L’exploitation minière des fonds marins à la recherche de métaux précieux pourrait avoir des répercussions dangereuses sur les réseaux trophiques océaniques.
Un minuscule plancton flottant, la base du réseau alimentaire, peut accidentellement ingérer des particules de sédiments soulevées par les opérations minières en haute mer, renonçant ainsi à des aliments plus nutritifs de taille similaire, rapportent des chercheurs le 6 novembre. Communications naturelles. Cela pourrait déclencher une cascade de famine ascendante, même jusqu’aux grands prédateurs marins, selon l’équipe.
Les chercheurs craignent depuis longtemps que l’exploitation minière des fonds marins puisse causer des dommages irréparables aux écosystèmes des grands fonds. Les équipements qui grattent le fond marin à quelque 4 000 mètres de profondeur peuvent perturber les fragiles communautés microbiennes présentes dans les sédiments pendant des décennies. Cela peut également soulever des panaches de sédiments qui peuvent obstruer les systèmes de filtration des créatures vivant au fond.
Mais les profondeurs moins profondes sont également menacées : l’exploitation minière des fonds marins peut libérer des panaches de sédiments dans l’eau à environ 1 500 mètres. La nouvelle étude suggère que ces panaches pourraient être mortels pour le plancton.
En 2021 et 2022, l'océanographe Michael Dowd de l'Université d'Hawaï à Mānoa à Honolulu et ses collègues se sont rendus dans la zone Clarion-Clipperton dans l'océan Pacifique.

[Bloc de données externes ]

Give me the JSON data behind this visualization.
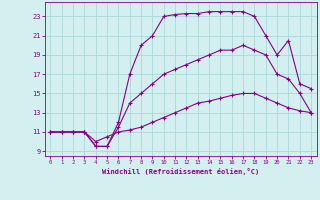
{
  "xlabel": "Windchill (Refroidissement éolien,°C)",
  "xlim": [
    -0.5,
    23.5
  ],
  "ylim": [
    8.5,
    24.5
  ],
  "yticks": [
    9,
    11,
    13,
    15,
    17,
    19,
    21,
    23
  ],
  "xticks": [
    0,
    1,
    2,
    3,
    4,
    5,
    6,
    7,
    8,
    9,
    10,
    11,
    12,
    13,
    14,
    15,
    16,
    17,
    18,
    19,
    20,
    21,
    22,
    23
  ],
  "bg_color": "#d4efef",
  "grid_color": "#a8d8d8",
  "line_color": "#880088",
  "line1_x": [
    0,
    1,
    2,
    3,
    4,
    5,
    6,
    7,
    8,
    9,
    10,
    11,
    12,
    13,
    14,
    15,
    16,
    17,
    18,
    19,
    20,
    21,
    22,
    23
  ],
  "line1_y": [
    11,
    11,
    11,
    11,
    10,
    10.5,
    11,
    11.2,
    11.5,
    12,
    12.5,
    13,
    13.5,
    14,
    14.2,
    14.5,
    14.8,
    15,
    15,
    14.5,
    14,
    13.5,
    13.2,
    13
  ],
  "line2_x": [
    0,
    1,
    2,
    3,
    4,
    5,
    6,
    7,
    8,
    9,
    10,
    11,
    12,
    13,
    14,
    15,
    16,
    17,
    18,
    19,
    20,
    21,
    22,
    23
  ],
  "line2_y": [
    11,
    11,
    11,
    11,
    9.5,
    9.5,
    12,
    17,
    20,
    21,
    23,
    23.2,
    23.3,
    23.3,
    23.5,
    23.5,
    23.5,
    23.5,
    23,
    21,
    19,
    20.5,
    16,
    15.5
  ],
  "line3_x": [
    0,
    1,
    2,
    3,
    4,
    5,
    6,
    7,
    8,
    9,
    10,
    11,
    12,
    13,
    14,
    15,
    16,
    17,
    18,
    19,
    20,
    21,
    22,
    23
  ],
  "line3_y": [
    11,
    11,
    11,
    11,
    9.5,
    9.5,
    11.5,
    14,
    15,
    16,
    17,
    17.5,
    18,
    18.5,
    19,
    19.5,
    19.5,
    20,
    19.5,
    19,
    17,
    16.5,
    15,
    13
  ]
}
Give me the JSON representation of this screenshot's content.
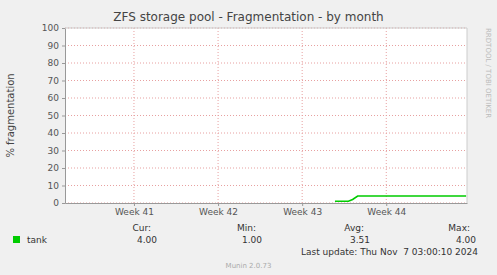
{
  "chart_data": {
    "type": "line",
    "title": "ZFS storage pool - Fragmentation - by month",
    "y_label": "% fragmentation",
    "side_text": "RRDTOOL / TOBI OETIKER",
    "x": [
      43.39,
      43.55,
      43.6,
      43.66,
      44.95
    ],
    "series": [
      {
        "name": "tank",
        "color": "#00cc00",
        "values": [
          1,
          1,
          2,
          4,
          4
        ],
        "stats": [
          {
            "value": 4,
            "label": "4.00"
          },
          {
            "value": 1,
            "label": "1.00"
          },
          {
            "value": 3.51,
            "label": "3.51"
          },
          {
            "value": 4,
            "label": "4.00"
          }
        ]
      }
    ],
    "stat_headers": [
      "Cur:",
      "Min:",
      "Avg:",
      "Max:"
    ],
    "last_update": "Last update: Thu Nov  7 03:00:10 2024",
    "footer": "Munin 2.0.73",
    "xlim": [
      40.18,
      44.96
    ],
    "xticks": [
      {
        "value": 41,
        "label": "Week 41"
      },
      {
        "value": 42,
        "label": "Week 42"
      },
      {
        "value": 43,
        "label": "Week 43"
      },
      {
        "value": 44,
        "label": "Week 44"
      }
    ],
    "ylim": [
      0,
      100
    ],
    "yticks": [
      0,
      10,
      20,
      30,
      40,
      50,
      60,
      70,
      80,
      90,
      100
    ],
    "grid": true
  }
}
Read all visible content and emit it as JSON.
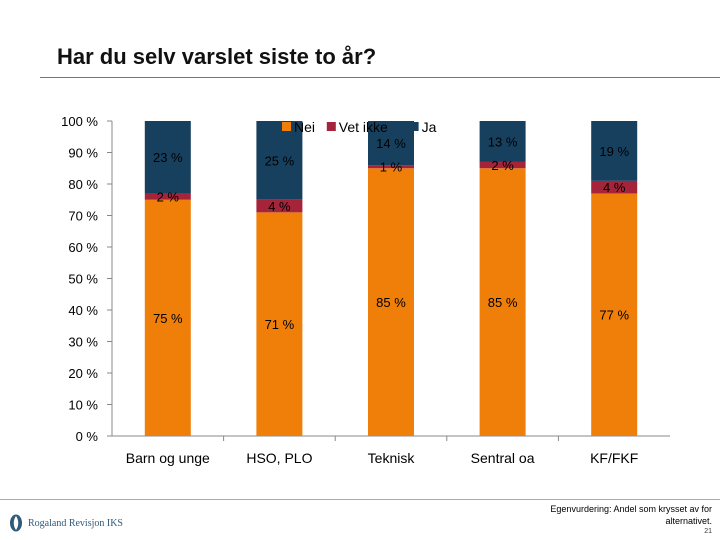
{
  "title": "Har du selv varslet siste to år?",
  "footer": {
    "logo_text": "Rogaland Revisjon IKS",
    "note": "Egenvurdering: Andel som krysset av for alternativet.",
    "page_number": "21"
  },
  "colors": {
    "nei": "#F07F09",
    "vet_ikke": "#A6243A",
    "ja": "#17405E",
    "axis": "#888888",
    "title_rule": "#5A8F3A"
  },
  "chart_data": {
    "type": "bar",
    "stacked": true,
    "normalized_percent": true,
    "categories": [
      "Barn og unge",
      "HSO, PLO",
      "Teknisk",
      "Sentral oa",
      "KF/FKF"
    ],
    "series": [
      {
        "name": "Nei",
        "values": [
          75,
          71,
          85,
          85,
          77
        ],
        "labels": [
          "75 %",
          "71 %",
          "85 %",
          "85 %",
          "77 %"
        ]
      },
      {
        "name": "Vet ikke",
        "values": [
          2,
          4,
          1,
          2,
          4
        ],
        "labels": [
          "2 %",
          "4 %",
          "1 %",
          "2 %",
          "4 %"
        ]
      },
      {
        "name": "Ja",
        "values": [
          23,
          25,
          14,
          13,
          19
        ],
        "labels": [
          "23 %",
          "25 %",
          "14 %",
          "13 %",
          "19 %"
        ]
      }
    ],
    "y_ticks": [
      "0 %",
      "10 %",
      "20 %",
      "30 %",
      "40 %",
      "50 %",
      "60 %",
      "70 %",
      "80 %",
      "90 %",
      "100 %"
    ],
    "ylim": [
      0,
      100
    ],
    "grid": false,
    "legend_position": "top"
  }
}
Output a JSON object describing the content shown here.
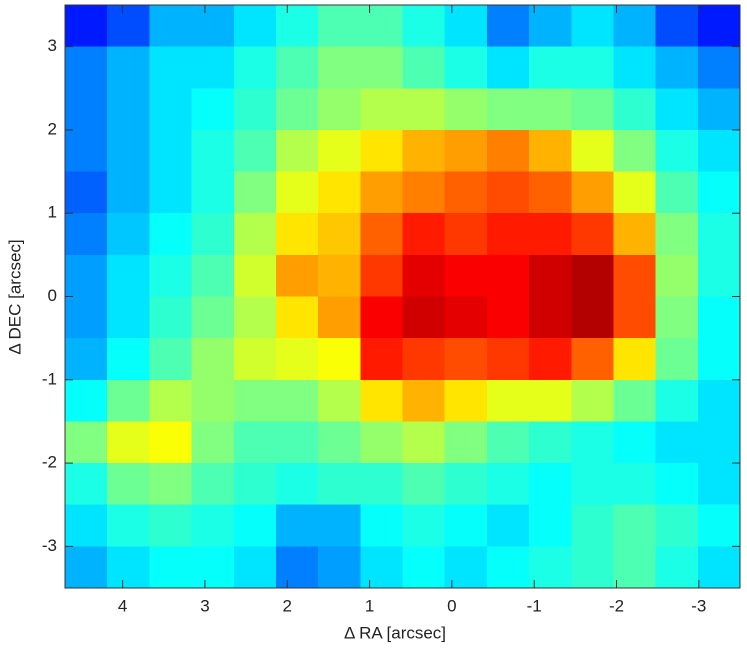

Là-bas, le fond marin est jonché de nodules polymétalliques, des morceaux de roche enrichis en métaux comme le cobalt, le manganèse et le cuivre, précieux pour l'électronique.
Lors de leurs deux premiers voyages, l’équipe a collecté du plancton et des particules à l’aide de filets géants déployés à des profondeurs comprises entre 800 et 1 500 mètres. Ils ont analysé les échantillons pour déterminer la taille des particules et la composition chimique, en particulier les acides aminés du plancton et des particules. En comparant les formes chimiques, ou isotopes, de l'azote et du carbone dans ces acides aminés, l'équipe a déterminé que le plancton préfère consommer des particules d'environ 6 micromètres de large.
Le troisième voyage de l'équipe s'est déroulé parallèlement à une opération pilote d'exploitation minière en haute mer menée par la société canadienne Metals Company. Cette fois, les chercheurs ont collecté des échantillons de particules provenant d’un panache de sédiments créé par les activités minières. Les analyses de ces particules ont révélé un fait inquiétant : elles étaient de taille similaire, mais beaucoup moins nutritives, que la nourriture que consomme habituellement de nombreux planctons.
« [The plume particles] « Ils étaient essentiellement de la malbouffe », explique Brian Popp, co-auteur de l'étude, biogéochimiste à l'Université d'Hawaï à Mānoa. « Ils avaient une teneur en protéines très, très faible. »
Cela suggère un scénario dangereux, selon l'équipe, si les opérations minières en haute mer commençaient sérieusement : si de plus en plus de plancton est exposé et consomme ces particules pauvres en nutriments, ils pourraient mourir de faim. Et en retour, les créatures qui s’en nourrissent en souffriraient également.